De nombreuses espèces sont capables d’adopter des phénotypes alternatifs, en réponse à des stimuli environnementaux, un phénomène appelé plasticité développementale adaptative. Cette faculté permet aux organismes de faire face à des habitats hétérogènes. De nombreuses études ont montré que cette plasticité présente une variabilité naturelle mais les bases génétiques et moléculaires de celle-ci ont rarement été élucidées.

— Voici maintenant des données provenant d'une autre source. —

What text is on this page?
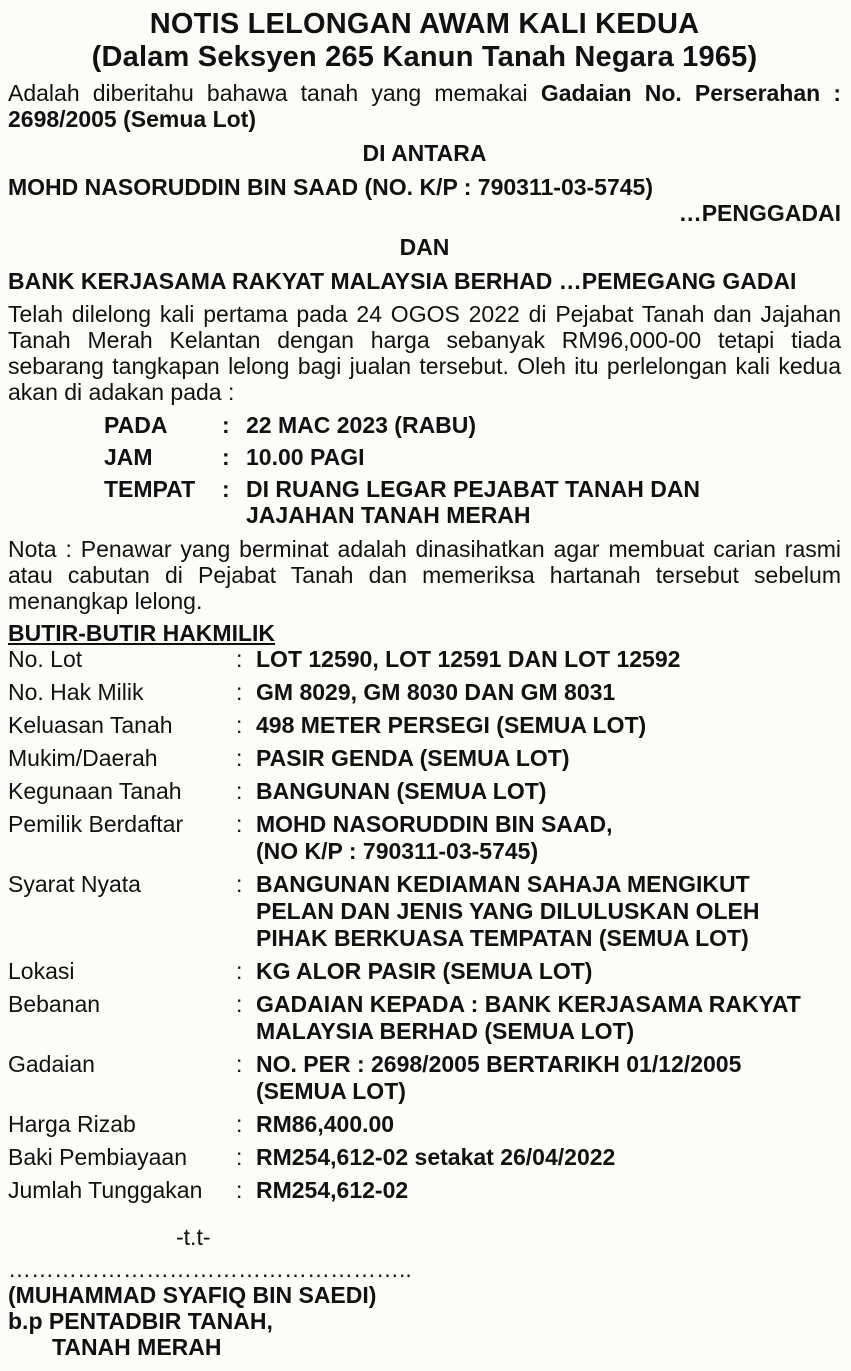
NOTIS LELONGAN AWAM KALI KEDUA
(Dalam Seksyen 265 Kanun Tanah Negara 1965)
Adalah diberitahu bahawa tanah yang memakai Gadaian No. Perserahan : 2698/2005 (Semua Lot)
DI ANTARA
MOHD NASORUDDIN BIN SAAD (NO. K/P : 790311-03-5745)
…PENGGADAI
DAN
BANK KERJASAMA RAKYAT MALAYSIA BERHAD …PEMEGANG GADAI
Telah dilelong kali pertama pada 24 OGOS 2022 di Pejabat Tanah dan Jajahan Tanah Merah Kelantan dengan harga sebanyak RM96,000-00 tetapi tiada sebarang tangkapan lelong bagi jualan tersebut. Oleh itu perlelongan kali kedua akan di adakan pada :
PADA	: 22 MAC 2023 (RABU)
JAM	: 10.00 PAGI
TEMPAT	: DI RUANG LEGAR PEJABAT TANAH DAN
JAJAHAN TANAH MERAH
Nota : Penawar yang berminat adalah dinasihatkan agar membuat carian rasmi atau cabutan di Pejabat Tanah dan memeriksa hartanah tersebut sebelum menangkap lelong.
BUTIR-BUTIR HAKMILIK
No. Lot	: LOT 12590, LOT 12591 DAN LOT 12592
No. Hak Milik	: GM 8029, GM 8030 DAN GM 8031
Keluasan Tanah	: 498 METER PERSEGI (SEMUA LOT)
Mukim/Daerah	: PASIR GENDA (SEMUA LOT)
Kegunaan Tanah	: BANGUNAN (SEMUA LOT)
Pemilik Berdaftar	: MOHD NASORUDDIN BIN SAAD,
(NO K/P : 790311-03-5745)
Syarat Nyata	: BANGUNAN KEDIAMAN SAHAJA MENGIKUT
PELAN DAN JENIS YANG DILULUSKAN OLEH
PIHAK BERKUASA TEMPATAN (SEMUA LOT)
Lokasi	: KG ALOR PASIR (SEMUA LOT)
Bebanan	: GADAIAN KEPADA : BANK KERJASAMA RAKYAT
MALAYSIA BERHAD (SEMUA LOT)
Gadaian	: NO. PER : 2698/2005 BERTARIKH 01/12/2005
(SEMUA LOT)
Harga Rizab	: RM86,400.00
Baki Pembiayaan	: RM254,612-02 setakat 26/04/2022
Jumlah Tunggakan	: RM254,612-02
-t.t-
……………………………………………..
(MUHAMMAD SYAFIQ BIN SAEDI)
b.p PENTADBIR TANAH,
TANAH MERAH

Cette étude porte sur un exemple de plasticité développementale chez le nématode Caenorhabditis elegans qui, lorsque les conditions environnementales sont très défavorables, est capable d’adopter un stade larvaire alternatif de résistance appelé "dauer". Les chercheurs se sont intéressés à un isolat naturel de C. elegans, JU751, qui a la capacité inhabituelle d’entrer en dauer en réponse à des stress environnementaux peu intenses (densité de population, température élevée, agents oxydatifs, pathogènes). Ils ont pu identifier la cause génétique de cette hypersensibilité : une délétion de 92 paires de bases qui affecte l’expression du gène eak-3. Ce gène eak-3, exclusivement exprimé dans certaines cellules endocrines, semble participer à la production de l’hormone acide dafachronique (DA), un stéroïde inhibiteur de l’entrée en stade larvaire dauer. Une réduction de l’expression du gène eak-3 entraine une diminution constitutive de la production de DA, abaissant ainsi le seuil de stress environnementaux nécessaire à l’induction de dauers.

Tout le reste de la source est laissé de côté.